Table 2 Restriction enzyme cleavage analysis of double-stranded φIN93 DNA Restriction enzyme having cleavage sensitivity AccI BamHI PstI SphI HindIII KpnI Number of cleavage sites 68 6 2 3 4 Length of each generated fragment (kb) 12.0 5.4 12.0 15.0 19.0 17.3 2.3 4.1 3.3 7.0 1.5 2.0 2.1 2.9 1.6 1.0 0.9 1.4 2.7 1.3 0.8 1.2 1.4 1.2 0.3 1.3 0.6 0.5 0.4 φIN93 DNA 19.3 18.7 22.0 22.0 21.5 21.0 length (kb) cleavage-insensitive restriction enzyme XhoI, XbaI, DraI, EcoRI

H. Restriction enzyme map of φIN93 DNA To prepare a restriction enzyme map, purified double-stranded φI
N93 DNA was cut with various restriction enzymes. The restriction enzymes used were BssHII, HindIII, NotI, NruI, Sph
I and XbaI (Nippon Gene). The same sample was cut simultaneously using two or three types of restriction enzymes. DNA cleavage was performed using φIN9
3 DNA (1 μg) was reacted with restriction enzymes (10 units each) in the appropriate buffer (20 μl) at the appropriate temperature for 2 hours. The digested sample was applied to a 1% agarose gel, and electrophoresed at a voltage of 10 V per 1 cm width for 2 hours. After the electrophoresis, the DNA was stained with a 1 μg / ml ethidium bromide solution, and the gel was irradiated with ultraviolet rays to detect DNA. The molecular weight (kb) of the obtained cleavage fragment was calculated based on the known molecular weight of the HindIII digested fragment of λ phage DNA, and the cleavage sites of various restriction enzymes were analyzed. As a result, it was found that the length of φIN93 DNA was about 19.4 kb, and the restriction enzyme map shown in FIG. 2 was obtained.

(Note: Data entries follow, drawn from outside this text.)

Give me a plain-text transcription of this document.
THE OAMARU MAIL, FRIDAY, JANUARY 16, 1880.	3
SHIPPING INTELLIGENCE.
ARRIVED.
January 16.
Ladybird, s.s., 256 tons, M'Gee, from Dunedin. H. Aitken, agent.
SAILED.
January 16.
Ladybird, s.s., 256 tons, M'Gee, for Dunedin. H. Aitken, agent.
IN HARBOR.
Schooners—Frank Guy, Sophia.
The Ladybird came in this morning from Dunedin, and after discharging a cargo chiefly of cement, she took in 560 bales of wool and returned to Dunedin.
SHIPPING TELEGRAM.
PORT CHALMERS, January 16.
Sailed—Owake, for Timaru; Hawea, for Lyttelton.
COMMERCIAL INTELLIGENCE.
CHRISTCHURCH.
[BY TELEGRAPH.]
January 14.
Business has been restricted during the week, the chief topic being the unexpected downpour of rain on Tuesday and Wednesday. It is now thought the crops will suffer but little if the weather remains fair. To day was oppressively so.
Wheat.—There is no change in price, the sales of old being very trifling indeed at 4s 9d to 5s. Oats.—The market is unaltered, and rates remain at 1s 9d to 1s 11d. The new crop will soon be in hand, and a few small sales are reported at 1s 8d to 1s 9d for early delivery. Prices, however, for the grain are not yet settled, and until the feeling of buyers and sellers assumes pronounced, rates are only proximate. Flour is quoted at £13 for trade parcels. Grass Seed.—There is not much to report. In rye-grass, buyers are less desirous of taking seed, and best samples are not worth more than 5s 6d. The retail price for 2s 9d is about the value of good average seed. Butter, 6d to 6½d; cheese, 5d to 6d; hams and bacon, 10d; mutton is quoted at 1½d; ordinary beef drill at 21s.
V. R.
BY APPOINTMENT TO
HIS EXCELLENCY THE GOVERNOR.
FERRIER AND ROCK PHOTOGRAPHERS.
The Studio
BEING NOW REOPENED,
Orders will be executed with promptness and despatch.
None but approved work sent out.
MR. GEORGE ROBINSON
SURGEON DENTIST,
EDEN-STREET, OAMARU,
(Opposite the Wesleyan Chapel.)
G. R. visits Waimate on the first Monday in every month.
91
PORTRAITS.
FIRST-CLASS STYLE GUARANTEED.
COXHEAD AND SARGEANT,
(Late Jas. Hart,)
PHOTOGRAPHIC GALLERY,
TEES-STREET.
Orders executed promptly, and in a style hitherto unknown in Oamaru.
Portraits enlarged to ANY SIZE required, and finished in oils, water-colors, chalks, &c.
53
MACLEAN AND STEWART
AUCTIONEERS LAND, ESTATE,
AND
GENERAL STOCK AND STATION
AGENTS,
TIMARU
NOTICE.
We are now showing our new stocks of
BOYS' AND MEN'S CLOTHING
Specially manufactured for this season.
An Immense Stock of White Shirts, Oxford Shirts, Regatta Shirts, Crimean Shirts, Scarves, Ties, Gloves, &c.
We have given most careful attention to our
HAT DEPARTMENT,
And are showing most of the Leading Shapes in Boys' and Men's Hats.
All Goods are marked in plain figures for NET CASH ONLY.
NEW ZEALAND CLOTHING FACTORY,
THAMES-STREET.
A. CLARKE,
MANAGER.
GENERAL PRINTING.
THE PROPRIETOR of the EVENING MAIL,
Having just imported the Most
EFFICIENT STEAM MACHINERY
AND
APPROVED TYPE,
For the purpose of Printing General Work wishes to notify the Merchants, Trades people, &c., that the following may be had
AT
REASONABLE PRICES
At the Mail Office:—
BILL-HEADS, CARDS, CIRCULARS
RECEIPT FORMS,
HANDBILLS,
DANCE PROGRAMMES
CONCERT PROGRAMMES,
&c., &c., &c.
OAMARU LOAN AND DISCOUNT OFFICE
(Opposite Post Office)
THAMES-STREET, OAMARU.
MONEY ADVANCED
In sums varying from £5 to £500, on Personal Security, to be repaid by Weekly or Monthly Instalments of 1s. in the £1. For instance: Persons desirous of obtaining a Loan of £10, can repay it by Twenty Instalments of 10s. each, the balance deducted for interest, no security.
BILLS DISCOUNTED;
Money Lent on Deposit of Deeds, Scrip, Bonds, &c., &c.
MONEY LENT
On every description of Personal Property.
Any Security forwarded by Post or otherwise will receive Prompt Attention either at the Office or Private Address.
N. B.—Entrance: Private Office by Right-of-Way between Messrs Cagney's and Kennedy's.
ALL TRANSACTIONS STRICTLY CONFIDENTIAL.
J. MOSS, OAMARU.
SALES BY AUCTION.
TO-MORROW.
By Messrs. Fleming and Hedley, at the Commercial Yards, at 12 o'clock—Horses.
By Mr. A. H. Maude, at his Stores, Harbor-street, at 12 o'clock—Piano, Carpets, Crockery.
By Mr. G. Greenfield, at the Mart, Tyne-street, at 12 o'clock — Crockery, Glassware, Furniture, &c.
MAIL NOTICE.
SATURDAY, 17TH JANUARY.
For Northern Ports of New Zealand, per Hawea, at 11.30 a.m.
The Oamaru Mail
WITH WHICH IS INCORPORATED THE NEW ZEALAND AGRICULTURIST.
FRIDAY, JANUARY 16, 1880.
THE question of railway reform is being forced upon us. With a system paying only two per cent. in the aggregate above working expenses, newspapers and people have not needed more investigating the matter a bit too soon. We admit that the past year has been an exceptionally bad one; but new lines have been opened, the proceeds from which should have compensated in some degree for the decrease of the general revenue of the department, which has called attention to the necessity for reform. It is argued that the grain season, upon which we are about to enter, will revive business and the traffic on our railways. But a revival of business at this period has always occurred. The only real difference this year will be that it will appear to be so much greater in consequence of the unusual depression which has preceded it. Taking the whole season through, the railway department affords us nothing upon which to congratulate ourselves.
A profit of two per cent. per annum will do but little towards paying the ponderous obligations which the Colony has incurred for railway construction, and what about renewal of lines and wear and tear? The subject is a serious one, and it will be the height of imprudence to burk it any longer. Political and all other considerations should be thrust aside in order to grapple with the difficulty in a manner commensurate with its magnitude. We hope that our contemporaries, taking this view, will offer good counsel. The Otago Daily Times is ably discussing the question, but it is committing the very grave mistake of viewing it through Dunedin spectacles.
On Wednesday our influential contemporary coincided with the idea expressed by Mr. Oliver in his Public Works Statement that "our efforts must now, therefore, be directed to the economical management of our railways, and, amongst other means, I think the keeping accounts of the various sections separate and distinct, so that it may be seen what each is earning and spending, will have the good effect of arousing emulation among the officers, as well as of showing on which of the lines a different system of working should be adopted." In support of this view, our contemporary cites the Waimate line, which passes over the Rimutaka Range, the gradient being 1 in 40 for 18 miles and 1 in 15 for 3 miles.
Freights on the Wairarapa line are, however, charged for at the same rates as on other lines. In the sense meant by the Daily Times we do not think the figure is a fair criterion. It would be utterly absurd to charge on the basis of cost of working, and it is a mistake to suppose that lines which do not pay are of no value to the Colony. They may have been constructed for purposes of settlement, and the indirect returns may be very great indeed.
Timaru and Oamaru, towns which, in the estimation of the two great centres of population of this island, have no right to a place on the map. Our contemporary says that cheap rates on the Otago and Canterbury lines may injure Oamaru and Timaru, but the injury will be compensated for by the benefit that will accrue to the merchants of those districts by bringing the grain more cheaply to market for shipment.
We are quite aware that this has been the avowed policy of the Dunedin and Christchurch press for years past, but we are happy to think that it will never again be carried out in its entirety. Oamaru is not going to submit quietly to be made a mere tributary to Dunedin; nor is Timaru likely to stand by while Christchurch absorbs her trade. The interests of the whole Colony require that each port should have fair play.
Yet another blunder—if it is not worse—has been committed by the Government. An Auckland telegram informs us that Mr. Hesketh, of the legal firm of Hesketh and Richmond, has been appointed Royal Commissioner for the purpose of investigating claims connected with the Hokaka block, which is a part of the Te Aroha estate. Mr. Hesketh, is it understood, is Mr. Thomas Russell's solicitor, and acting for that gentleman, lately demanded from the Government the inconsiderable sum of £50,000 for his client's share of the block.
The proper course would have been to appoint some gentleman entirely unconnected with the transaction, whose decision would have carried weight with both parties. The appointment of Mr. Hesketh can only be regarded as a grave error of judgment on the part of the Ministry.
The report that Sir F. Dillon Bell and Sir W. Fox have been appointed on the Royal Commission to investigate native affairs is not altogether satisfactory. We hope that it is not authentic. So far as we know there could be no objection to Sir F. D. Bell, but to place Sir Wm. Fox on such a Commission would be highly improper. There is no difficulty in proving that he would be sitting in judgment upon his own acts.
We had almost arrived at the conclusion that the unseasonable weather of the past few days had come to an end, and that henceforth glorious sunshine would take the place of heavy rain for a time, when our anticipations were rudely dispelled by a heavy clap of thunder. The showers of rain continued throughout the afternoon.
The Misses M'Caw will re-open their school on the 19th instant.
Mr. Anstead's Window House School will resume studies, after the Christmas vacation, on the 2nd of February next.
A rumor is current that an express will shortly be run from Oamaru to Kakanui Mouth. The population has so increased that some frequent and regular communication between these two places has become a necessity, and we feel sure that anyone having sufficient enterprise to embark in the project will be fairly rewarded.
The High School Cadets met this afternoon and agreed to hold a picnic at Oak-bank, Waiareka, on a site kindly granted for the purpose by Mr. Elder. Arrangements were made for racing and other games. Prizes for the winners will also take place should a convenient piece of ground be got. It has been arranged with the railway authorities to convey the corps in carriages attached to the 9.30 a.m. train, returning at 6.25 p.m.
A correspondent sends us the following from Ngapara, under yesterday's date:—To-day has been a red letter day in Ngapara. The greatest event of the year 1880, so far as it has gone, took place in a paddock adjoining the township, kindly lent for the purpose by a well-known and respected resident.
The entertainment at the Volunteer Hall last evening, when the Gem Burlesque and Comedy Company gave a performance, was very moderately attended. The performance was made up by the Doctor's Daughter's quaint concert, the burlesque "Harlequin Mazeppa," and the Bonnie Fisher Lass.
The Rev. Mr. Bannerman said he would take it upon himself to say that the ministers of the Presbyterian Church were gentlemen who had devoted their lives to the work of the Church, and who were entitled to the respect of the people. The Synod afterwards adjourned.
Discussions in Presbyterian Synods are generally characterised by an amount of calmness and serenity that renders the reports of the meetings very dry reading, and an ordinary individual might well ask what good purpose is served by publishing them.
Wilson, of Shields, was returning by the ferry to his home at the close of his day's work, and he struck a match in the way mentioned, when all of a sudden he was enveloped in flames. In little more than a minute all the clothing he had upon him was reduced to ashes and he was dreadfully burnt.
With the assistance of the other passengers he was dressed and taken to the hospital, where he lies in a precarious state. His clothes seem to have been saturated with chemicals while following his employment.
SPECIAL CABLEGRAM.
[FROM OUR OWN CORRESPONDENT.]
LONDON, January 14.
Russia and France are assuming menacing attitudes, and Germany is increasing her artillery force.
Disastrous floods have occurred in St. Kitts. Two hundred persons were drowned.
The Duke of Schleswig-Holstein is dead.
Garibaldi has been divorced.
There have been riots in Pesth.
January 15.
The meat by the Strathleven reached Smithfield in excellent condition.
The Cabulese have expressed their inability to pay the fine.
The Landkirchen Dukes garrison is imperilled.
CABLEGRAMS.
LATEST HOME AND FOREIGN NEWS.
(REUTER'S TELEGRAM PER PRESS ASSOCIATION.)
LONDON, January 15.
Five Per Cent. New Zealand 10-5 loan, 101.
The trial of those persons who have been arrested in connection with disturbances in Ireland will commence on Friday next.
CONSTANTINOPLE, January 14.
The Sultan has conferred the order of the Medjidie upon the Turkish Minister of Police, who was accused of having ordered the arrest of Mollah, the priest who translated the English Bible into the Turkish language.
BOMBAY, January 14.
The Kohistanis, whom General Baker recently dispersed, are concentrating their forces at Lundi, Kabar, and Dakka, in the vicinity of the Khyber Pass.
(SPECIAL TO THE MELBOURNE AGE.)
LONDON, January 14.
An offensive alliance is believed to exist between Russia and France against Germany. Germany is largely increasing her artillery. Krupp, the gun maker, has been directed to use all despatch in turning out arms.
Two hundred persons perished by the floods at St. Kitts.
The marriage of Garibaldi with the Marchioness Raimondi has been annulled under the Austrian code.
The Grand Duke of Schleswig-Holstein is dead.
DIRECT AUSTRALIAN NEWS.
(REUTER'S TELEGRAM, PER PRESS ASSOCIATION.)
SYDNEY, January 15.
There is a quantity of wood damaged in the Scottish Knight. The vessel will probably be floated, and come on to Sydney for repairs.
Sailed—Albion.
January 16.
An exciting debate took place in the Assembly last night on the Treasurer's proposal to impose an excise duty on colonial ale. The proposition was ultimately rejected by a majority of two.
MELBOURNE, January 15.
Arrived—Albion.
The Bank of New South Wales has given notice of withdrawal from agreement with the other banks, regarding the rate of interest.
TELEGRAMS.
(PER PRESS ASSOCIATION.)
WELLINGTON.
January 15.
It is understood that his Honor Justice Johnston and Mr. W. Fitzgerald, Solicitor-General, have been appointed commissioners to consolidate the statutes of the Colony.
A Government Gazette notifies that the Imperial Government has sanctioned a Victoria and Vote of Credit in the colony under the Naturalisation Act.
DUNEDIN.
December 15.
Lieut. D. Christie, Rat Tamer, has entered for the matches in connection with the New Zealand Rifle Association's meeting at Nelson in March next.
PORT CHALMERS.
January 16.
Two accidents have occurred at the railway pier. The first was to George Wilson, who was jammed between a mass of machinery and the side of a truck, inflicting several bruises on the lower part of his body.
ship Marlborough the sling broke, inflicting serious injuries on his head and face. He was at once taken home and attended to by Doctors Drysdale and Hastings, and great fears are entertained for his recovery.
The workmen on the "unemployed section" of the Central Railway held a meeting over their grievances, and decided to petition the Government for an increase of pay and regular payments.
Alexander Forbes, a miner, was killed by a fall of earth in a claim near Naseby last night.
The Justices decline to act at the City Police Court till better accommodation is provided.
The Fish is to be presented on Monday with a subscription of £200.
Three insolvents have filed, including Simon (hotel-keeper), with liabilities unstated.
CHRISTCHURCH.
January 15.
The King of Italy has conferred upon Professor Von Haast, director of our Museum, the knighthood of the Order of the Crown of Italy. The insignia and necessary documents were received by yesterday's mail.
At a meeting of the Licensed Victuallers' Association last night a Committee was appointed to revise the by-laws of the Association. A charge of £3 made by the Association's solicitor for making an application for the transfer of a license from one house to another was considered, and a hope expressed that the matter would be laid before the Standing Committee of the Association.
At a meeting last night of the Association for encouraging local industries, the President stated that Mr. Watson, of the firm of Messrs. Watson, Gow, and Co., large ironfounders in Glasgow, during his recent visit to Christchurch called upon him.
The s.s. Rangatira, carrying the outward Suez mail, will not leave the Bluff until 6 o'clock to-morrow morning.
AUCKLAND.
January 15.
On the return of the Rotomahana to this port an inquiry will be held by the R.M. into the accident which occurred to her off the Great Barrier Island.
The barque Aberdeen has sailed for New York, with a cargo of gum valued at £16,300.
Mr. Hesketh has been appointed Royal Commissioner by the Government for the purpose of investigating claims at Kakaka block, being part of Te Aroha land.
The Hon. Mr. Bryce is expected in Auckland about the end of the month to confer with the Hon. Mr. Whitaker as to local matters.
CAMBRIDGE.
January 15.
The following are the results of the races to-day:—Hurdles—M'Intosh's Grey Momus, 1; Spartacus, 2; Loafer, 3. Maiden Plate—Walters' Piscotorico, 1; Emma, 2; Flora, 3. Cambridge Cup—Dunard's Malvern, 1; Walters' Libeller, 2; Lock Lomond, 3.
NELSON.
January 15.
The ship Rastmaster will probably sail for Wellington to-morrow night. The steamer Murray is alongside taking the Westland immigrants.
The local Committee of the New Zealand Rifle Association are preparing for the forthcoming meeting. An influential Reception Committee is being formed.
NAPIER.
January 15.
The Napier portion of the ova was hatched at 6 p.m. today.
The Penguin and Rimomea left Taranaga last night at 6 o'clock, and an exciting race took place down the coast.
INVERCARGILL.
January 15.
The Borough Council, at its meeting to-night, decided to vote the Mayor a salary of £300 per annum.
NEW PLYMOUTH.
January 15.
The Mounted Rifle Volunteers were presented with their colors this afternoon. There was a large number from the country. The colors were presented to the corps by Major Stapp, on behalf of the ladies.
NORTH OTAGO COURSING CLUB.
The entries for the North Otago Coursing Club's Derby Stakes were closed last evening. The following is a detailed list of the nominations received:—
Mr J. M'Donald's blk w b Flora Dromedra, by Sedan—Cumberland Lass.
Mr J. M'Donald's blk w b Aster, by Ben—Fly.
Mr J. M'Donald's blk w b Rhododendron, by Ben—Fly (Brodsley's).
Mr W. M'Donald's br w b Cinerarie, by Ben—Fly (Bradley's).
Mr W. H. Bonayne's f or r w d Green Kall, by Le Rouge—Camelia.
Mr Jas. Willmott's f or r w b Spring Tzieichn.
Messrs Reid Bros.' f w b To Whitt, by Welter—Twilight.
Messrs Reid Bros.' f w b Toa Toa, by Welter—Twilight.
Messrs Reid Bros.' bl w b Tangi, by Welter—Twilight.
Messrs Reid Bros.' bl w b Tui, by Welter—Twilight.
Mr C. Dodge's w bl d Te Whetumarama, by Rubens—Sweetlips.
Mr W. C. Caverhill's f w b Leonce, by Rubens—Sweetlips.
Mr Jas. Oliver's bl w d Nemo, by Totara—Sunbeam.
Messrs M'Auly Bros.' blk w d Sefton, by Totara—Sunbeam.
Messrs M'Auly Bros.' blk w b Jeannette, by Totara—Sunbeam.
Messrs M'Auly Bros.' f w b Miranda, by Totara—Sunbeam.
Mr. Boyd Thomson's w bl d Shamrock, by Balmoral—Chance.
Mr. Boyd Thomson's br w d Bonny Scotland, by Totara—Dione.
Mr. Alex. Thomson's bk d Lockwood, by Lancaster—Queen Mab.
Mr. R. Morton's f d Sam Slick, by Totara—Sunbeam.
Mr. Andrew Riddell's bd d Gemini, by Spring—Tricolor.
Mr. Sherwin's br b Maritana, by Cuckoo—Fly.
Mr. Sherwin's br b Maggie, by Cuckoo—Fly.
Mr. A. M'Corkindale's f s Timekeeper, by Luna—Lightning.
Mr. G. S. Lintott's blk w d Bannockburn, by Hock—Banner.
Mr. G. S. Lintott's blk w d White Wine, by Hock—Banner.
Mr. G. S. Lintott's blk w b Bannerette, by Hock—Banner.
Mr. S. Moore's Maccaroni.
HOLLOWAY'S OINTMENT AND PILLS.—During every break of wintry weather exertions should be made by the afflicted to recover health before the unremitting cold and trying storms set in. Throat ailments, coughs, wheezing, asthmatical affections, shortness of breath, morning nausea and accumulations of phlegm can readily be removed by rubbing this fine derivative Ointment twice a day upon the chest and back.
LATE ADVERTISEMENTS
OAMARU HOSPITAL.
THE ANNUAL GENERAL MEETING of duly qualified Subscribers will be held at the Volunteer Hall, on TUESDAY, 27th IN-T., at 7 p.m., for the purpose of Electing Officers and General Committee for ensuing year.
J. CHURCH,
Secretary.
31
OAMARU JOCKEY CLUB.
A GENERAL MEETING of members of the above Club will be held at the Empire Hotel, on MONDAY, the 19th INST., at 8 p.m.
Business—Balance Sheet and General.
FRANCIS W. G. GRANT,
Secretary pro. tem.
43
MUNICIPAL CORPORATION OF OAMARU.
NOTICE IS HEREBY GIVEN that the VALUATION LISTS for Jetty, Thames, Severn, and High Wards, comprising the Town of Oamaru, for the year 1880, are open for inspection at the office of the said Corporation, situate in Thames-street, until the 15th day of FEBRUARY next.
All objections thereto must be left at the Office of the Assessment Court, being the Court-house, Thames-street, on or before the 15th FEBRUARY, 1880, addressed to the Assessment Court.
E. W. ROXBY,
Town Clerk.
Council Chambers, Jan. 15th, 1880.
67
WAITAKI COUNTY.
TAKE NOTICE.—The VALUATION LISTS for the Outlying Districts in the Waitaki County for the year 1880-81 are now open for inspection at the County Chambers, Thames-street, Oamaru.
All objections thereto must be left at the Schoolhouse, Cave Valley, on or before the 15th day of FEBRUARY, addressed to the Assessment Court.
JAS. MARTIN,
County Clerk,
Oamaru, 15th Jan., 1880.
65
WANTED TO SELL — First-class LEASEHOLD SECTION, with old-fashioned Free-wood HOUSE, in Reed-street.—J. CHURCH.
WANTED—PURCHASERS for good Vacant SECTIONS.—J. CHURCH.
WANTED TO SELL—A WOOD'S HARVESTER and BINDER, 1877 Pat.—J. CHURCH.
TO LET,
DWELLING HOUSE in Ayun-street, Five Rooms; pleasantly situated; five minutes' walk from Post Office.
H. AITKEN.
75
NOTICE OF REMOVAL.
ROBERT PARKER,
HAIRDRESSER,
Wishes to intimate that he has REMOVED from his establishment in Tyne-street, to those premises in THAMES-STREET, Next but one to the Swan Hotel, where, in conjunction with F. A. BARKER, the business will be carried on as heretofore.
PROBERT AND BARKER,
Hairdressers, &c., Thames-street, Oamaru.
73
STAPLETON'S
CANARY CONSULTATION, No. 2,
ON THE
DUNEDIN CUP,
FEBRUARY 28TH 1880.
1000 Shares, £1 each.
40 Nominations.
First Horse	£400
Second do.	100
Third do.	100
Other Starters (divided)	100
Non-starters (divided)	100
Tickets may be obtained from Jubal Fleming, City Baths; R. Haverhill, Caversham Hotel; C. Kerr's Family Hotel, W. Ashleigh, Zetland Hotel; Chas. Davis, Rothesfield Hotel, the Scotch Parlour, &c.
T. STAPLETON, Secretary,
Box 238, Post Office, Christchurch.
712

[Brief description of the drawings]

FIG. 1. The size of phage φIN93 DNA was 1.0
5 is a photograph instead of a drawing showing the result of examination by% agarose gel electrophoresis.

FIG. 2 is a schematic diagram of a restriction enzyme map of phage φIN93 DNA.

──────────────────────────────────────────────────続 き Continued on the front page (58) Fields investigated (Int. Cl. ⁶ , DB name) C12N 15/00-15/90 C12N 1/00-7/08 BIOSIS (DIALOG) WPI (DIALOG)

Claims (4)

(57) [Claims] 1. A phage which can be derived from a bacterium belonging to the genus Thermus, wherein the nucleic acid is a double-stranded DNA of about 19.4 kb in length having the following restriction enzyme map: 1) 2. The phage φIN9 according to claim 1, wherein the bacterium belonging to the genus Thermus is Thermus aquaticus TZ2 strain.
3. 3. The phage φIN93 according to claim 1, which can be induced by treating a Thermus bacterium with mitomycin C. 4. A Thermus aquaticus TZ2 strain which lysogenizes phage φIN93.